Dan itu terus berlanjut.
Jika tesis Harari terbukti benar, semua pekerjaan yang relevan secara ekonomi akan dikuasai oleh robot yang efektif pada akhir abad ke-21. Orang yang kurang bisa diandalkan, yang terkadang bisa mangkir karena sakit, menjadi kurang penting dalam menjaga perekonomian. Salah satu konsekuensi yang mungkin terjadi: perusahaan asuransi kesehatan mungkin sudah ketinggalan zaman, karena mereka tidak lagi harus menjamin kemampuan masyarakat untuk bekerja.
3. AI dan politik
Apakah AI mengubah negara demokrasi menjadi negara pengawasan?
Ketakutan reporter investigasi Kai Schlieter dalam buku audionya “Rumus aturan“bahwa kecerdasan buatan dapat menggantikan demokrasi. Hal mendasar dalam hal ini: Big Data. Karena semakin banyak data yang dikumpulkan algoritma tentang kita, semakin besar pula pengaruhnya terhadap kita.
Schlieter dan rekan-rekannya seperti Tim O’Reilly (veteran Silicon Valley dan pencipta istilah “Web 2.0”) bahkan menggambarkan demokrasi sebagai “teknologi ketinggalan jaman” yang hanya dapat merespons persyaratan baru dengan penundaan karena keputusan membutuhkan waktu terlalu lama untuk diambil Pergilah . Melalui AI, politik dapat mengatur dirinya sendiri dan menjadi lebih otomatis. Undang-undang akan disahkan atau dibatalkan berdasarkan analisis algoritmik – dan jauh lebih cepat dari sebelumnya. Hal ini memastikan bentuk pemerintahan yang jauh lebih dinamis.

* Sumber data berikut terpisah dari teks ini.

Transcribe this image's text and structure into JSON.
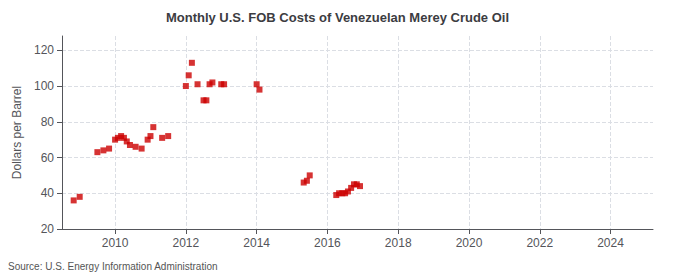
{
  "chart_data": {
    "type": "scatter",
    "title": "Monthly U.S. FOB Costs of Venezuelan Merey Crude Oil",
    "y_label": "Dollars per Barrel",
    "annotation": "Source: U.S. Energy Information Administration",
    "color": "#cc0000",
    "marker": "square",
    "grid": true,
    "xlim": [
      2008.5,
      2025.2
    ],
    "ylim": [
      20,
      128
    ],
    "xticks": [
      2010,
      2012,
      2014,
      2016,
      2018,
      2020,
      2022,
      2024
    ],
    "yticks": [
      20,
      40,
      60,
      80,
      100,
      120
    ],
    "x": [
      2008.83,
      2009.0,
      2009.5,
      2009.67,
      2009.83,
      2010.0,
      2010.08,
      2010.17,
      2010.25,
      2010.33,
      2010.42,
      2010.58,
      2010.75,
      2010.92,
      2011.0,
      2011.08,
      2011.33,
      2011.5,
      2012.0,
      2012.08,
      2012.17,
      2012.33,
      2012.5,
      2012.58,
      2012.67,
      2012.75,
      2013.0,
      2013.08,
      2014.0,
      2014.08,
      2015.33,
      2015.42,
      2015.5,
      2016.25,
      2016.33,
      2016.42,
      2016.5,
      2016.58,
      2016.67,
      2016.75,
      2016.83,
      2016.92
    ],
    "values": [
      36,
      38,
      63,
      64,
      65,
      70,
      71,
      72,
      71,
      69,
      67,
      66,
      65,
      70,
      72,
      77,
      71,
      72,
      100,
      106,
      113,
      101,
      92,
      92,
      101,
      102,
      101,
      101,
      101,
      98,
      46,
      47,
      50,
      39,
      40,
      40,
      40,
      41,
      43,
      45,
      45,
      44
    ]
  }
}
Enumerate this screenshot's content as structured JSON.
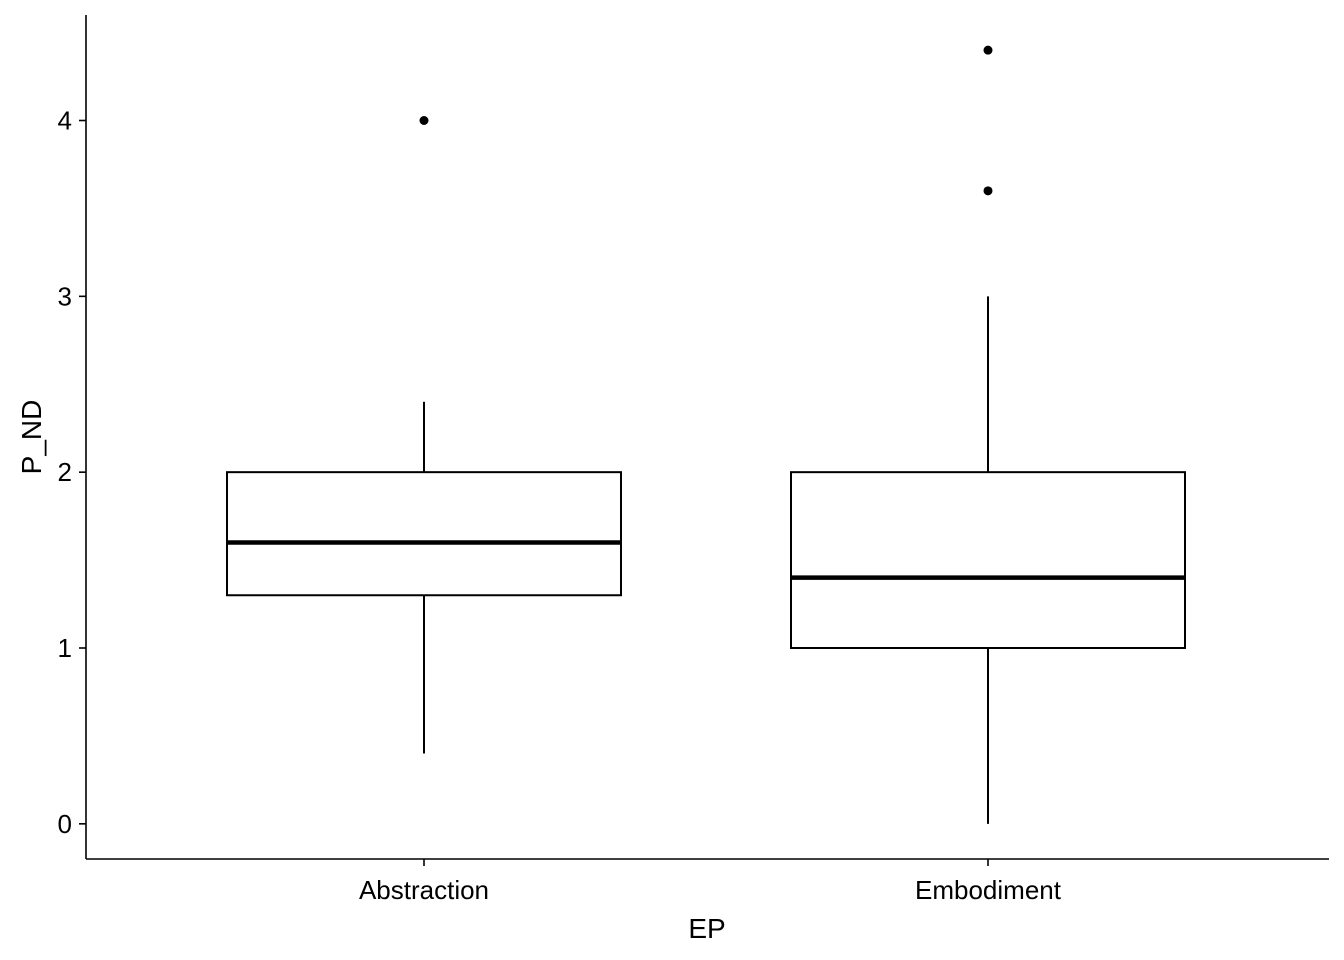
{
  "chart_data": {
    "type": "boxplot",
    "xlabel": "EP",
    "ylabel": "P_ND",
    "categories": [
      "Abstraction",
      "Embodiment"
    ],
    "ylim": [
      -0.2,
      4.6
    ],
    "yticks": [
      0,
      1,
      2,
      3,
      4
    ],
    "ytick_labels": [
      "0",
      "1",
      "2",
      "3",
      "4"
    ],
    "grid": false,
    "legend": "none",
    "boxes": [
      {
        "category": "Abstraction",
        "lower_whisker": 0.4,
        "q1": 1.3,
        "median": 1.6,
        "q3": 2.0,
        "upper_whisker": 2.4,
        "outliers": [
          4.0
        ]
      },
      {
        "category": "Embodiment",
        "lower_whisker": 0.0,
        "q1": 1.0,
        "median": 1.4,
        "q3": 2.0,
        "upper_whisker": 3.0,
        "outliers": [
          3.6,
          4.4
        ]
      }
    ]
  }
}
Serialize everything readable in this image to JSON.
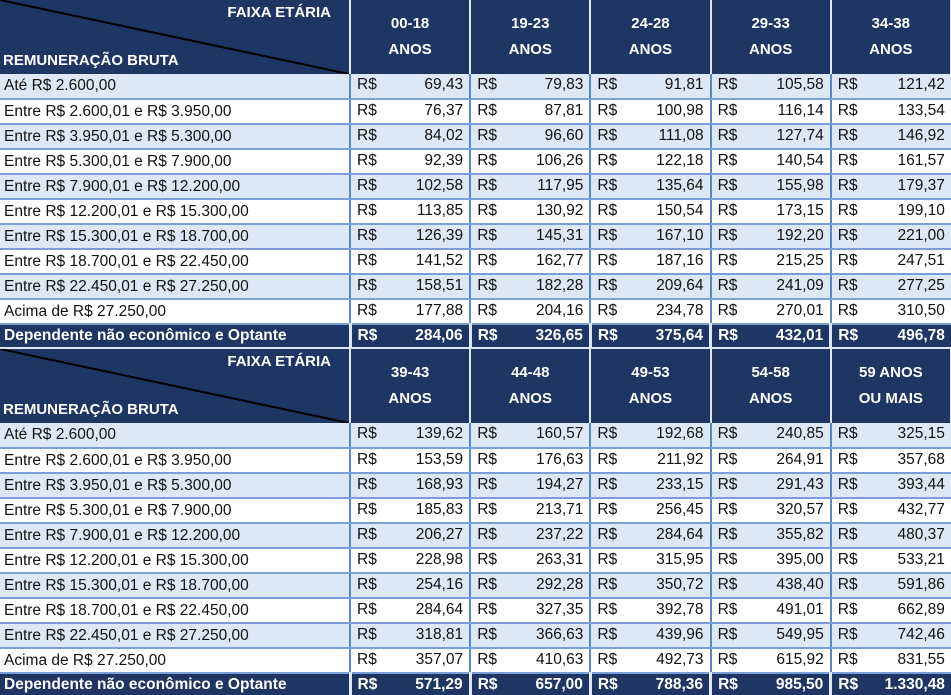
{
  "corner_header": {
    "top_right": "FAIXA ETÁRIA",
    "bottom_left": "REMUNERAÇÃO BRUTA"
  },
  "currency_symbol": "R$",
  "colors": {
    "header_bg": "#1f3563",
    "header_text": "#ffffff",
    "row_alt_bg": "#dce8f6",
    "row_bg": "#ffffff",
    "grid_line": "#5c86c9"
  },
  "row_labels": [
    "Até R$ 2.600,00",
    "Entre R$ 2.600,01 e R$ 3.950,00",
    "Entre R$ 3.950,01 e R$ 5.300,00",
    "Entre R$ 5.300,01 e R$ 7.900,00",
    "Entre R$ 7.900,01 e R$ 12.200,00",
    "Entre R$ 12.200,01 e R$ 15.300,00",
    "Entre R$ 15.300,01 e R$ 18.700,00",
    "Entre R$ 18.700,01 e R$ 22.450,00",
    "Entre R$ 22.450,01 e R$ 27.250,00",
    "Acima de R$ 27.250,00"
  ],
  "footer_label": "Dependente não econômico e Optante",
  "table1": {
    "columns": [
      {
        "line1": "00-18",
        "line2": "ANOS"
      },
      {
        "line1": "19-23",
        "line2": "ANOS"
      },
      {
        "line1": "24-28",
        "line2": "ANOS"
      },
      {
        "line1": "29-33",
        "line2": "ANOS"
      },
      {
        "line1": "34-38",
        "line2": "ANOS"
      }
    ],
    "rows": [
      [
        "69,43",
        "79,83",
        "91,81",
        "105,58",
        "121,42"
      ],
      [
        "76,37",
        "87,81",
        "100,98",
        "116,14",
        "133,54"
      ],
      [
        "84,02",
        "96,60",
        "111,08",
        "127,74",
        "146,92"
      ],
      [
        "92,39",
        "106,26",
        "122,18",
        "140,54",
        "161,57"
      ],
      [
        "102,58",
        "117,95",
        "135,64",
        "155,98",
        "179,37"
      ],
      [
        "113,85",
        "130,92",
        "150,54",
        "173,15",
        "199,10"
      ],
      [
        "126,39",
        "145,31",
        "167,10",
        "192,20",
        "221,00"
      ],
      [
        "141,52",
        "162,77",
        "187,16",
        "215,25",
        "247,51"
      ],
      [
        "158,51",
        "182,28",
        "209,64",
        "241,09",
        "277,25"
      ],
      [
        "177,88",
        "204,16",
        "234,78",
        "270,01",
        "310,50"
      ]
    ],
    "footer": [
      "284,06",
      "326,65",
      "375,64",
      "432,01",
      "496,78"
    ]
  },
  "table2": {
    "columns": [
      {
        "line1": "39-43",
        "line2": "ANOS"
      },
      {
        "line1": "44-48",
        "line2": "ANOS"
      },
      {
        "line1": "49-53",
        "line2": "ANOS"
      },
      {
        "line1": "54-58",
        "line2": "ANOS"
      },
      {
        "line1": "59 ANOS",
        "line2": "OU MAIS"
      }
    ],
    "rows": [
      [
        "139,62",
        "160,57",
        "192,68",
        "240,85",
        "325,15"
      ],
      [
        "153,59",
        "176,63",
        "211,92",
        "264,91",
        "357,68"
      ],
      [
        "168,93",
        "194,27",
        "233,15",
        "291,43",
        "393,44"
      ],
      [
        "185,83",
        "213,71",
        "256,45",
        "320,57",
        "432,77"
      ],
      [
        "206,27",
        "237,22",
        "284,64",
        "355,82",
        "480,37"
      ],
      [
        "228,98",
        "263,31",
        "315,95",
        "395,00",
        "533,21"
      ],
      [
        "254,16",
        "292,28",
        "350,72",
        "438,40",
        "591,86"
      ],
      [
        "284,64",
        "327,35",
        "392,78",
        "491,01",
        "662,89"
      ],
      [
        "318,81",
        "366,63",
        "439,96",
        "549,95",
        "742,46"
      ],
      [
        "357,07",
        "410,63",
        "492,73",
        "615,92",
        "831,55"
      ]
    ],
    "footer": [
      "571,29",
      "657,00",
      "788,36",
      "985,50",
      "1.330,48"
    ]
  }
}
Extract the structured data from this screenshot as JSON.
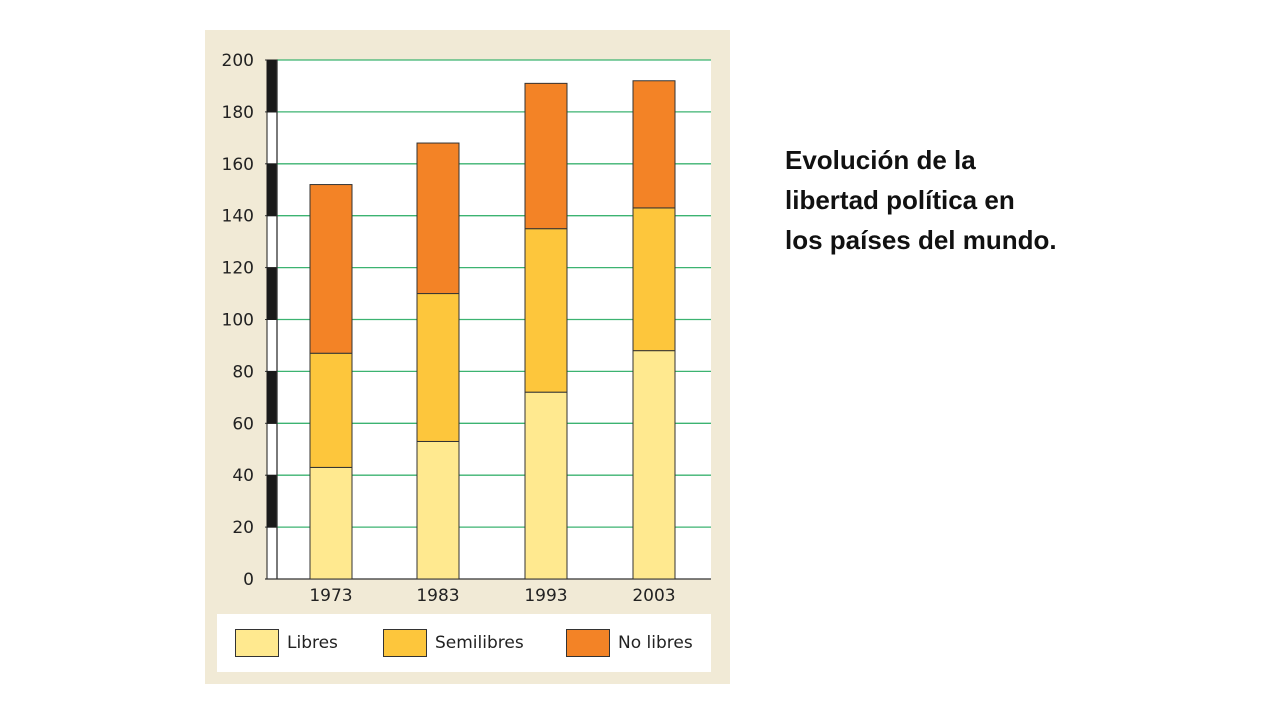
{
  "caption": {
    "lines": [
      "Evolución de la",
      "libertad política en",
      "los países del mundo."
    ]
  },
  "colors": {
    "panel": "#f1ead6",
    "grid": "#3cb371",
    "libres": "#ffe98f",
    "semilibres": "#fdc63c",
    "no_libres": "#f38326"
  },
  "chart_data": {
    "type": "bar",
    "stacked": true,
    "categories": [
      "1973",
      "1983",
      "1993",
      "2003"
    ],
    "series": [
      {
        "name": "Libres",
        "values": [
          43,
          53,
          72,
          88
        ],
        "color": "#ffe98f"
      },
      {
        "name": "Semilibres",
        "values": [
          44,
          57,
          63,
          55
        ],
        "color": "#fdc63c"
      },
      {
        "name": "No libres",
        "values": [
          65,
          58,
          56,
          49
        ],
        "color": "#f38326"
      }
    ],
    "ylim": [
      0,
      200
    ],
    "yticks": [
      "0",
      "20",
      "40",
      "60",
      "80",
      "100",
      "120",
      "140",
      "160",
      "180",
      "200"
    ],
    "grid": true,
    "legend_position": "bottom"
  }
}
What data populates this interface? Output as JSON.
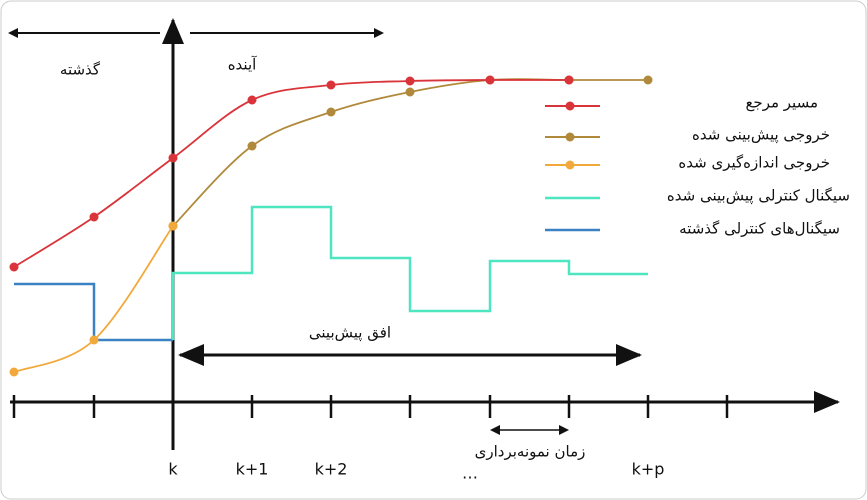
{
  "past_label": "گذشته",
  "future_label": "آینده",
  "legend": [
    "مسیر مرجع",
    "خروجی پیش‌بینی شده",
    "خروجی اندازه‌گیری شده",
    "سیگنال کنترلی پیش‌بینی شده",
    "سیگنال‌های کنترلی گذشته"
  ],
  "horizon_label": "افق پیش‌بینی",
  "sampling_label": "زمان نمونه‌برداری",
  "x_labels": [
    "k",
    "k+1",
    "k+2",
    "…",
    "k+p"
  ]
}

Namun hal inilah yang diperingatkan oleh para ilmuwan.
Algoritma yang didukung oleh data besar dengan cepat memberikan kesan bahwa pemerintah akhirnya memenuhi keinginan kita. Namun, banyak orang lupa bahwa untuk algoritma yang mencakup semua hal, setiap data populasi harus dianalisis – sehingga masyarakat akan menjadi transparan dan negara-negara yang diawasi secara totaliter akan terancam.
AI: Masa Depan Berbahaya atau Zaman Keemasan?
Distopia teknologi ini sepertinya masih mengintai di masa depan. Bahkan mengemudi secara otonom, yang telah dikembangkan secara pesat selama bertahun-tahun, masih harus menempuh banyak tikungan untuk benar-benar mencapai tujuannya. Namun bagaimana kita dapat memanfaatkan seluruh manfaat AI tanpa membiarkan diri kita dieksploitasi oleh AI pada suatu saat?
Dalam surat terbukanya, Hawking mengimbau perusahaan-perusahaan Internet untuk lebih berhati-hati: Mereka harus mengembangkan sistem yang tidak memiliki kemampuan untuk bertindak secara mandiri. Eberl dan rekan-rekannya memandang setiap individu sebagai suatu kewajiban – orang harus melanjutkan pelatihan mereka dan mengenal teknologi lebih baik daripada diri mereka sendiri agar pada akhirnya dapat bertindak bersama. Hutan big data harus lebih mudah ditembus dan diatur. Lebih banyak ahli perlu dilatih untuk mendorong pengembangan cerdas dan memahami AI.
Dengan langkah-langkah ini dan berbagai langkah lainnya, dunia usaha, ilmu pengetahuan, dan masyarakat dapat mewujudkan hidup berdampingan secara damai. Jadi permulaan telah dibuat, namun para ahli memperingatkan: Jika kita tidak mulai memahami kecerdasan buatan sekarang, kita akan segera terpinggirkan.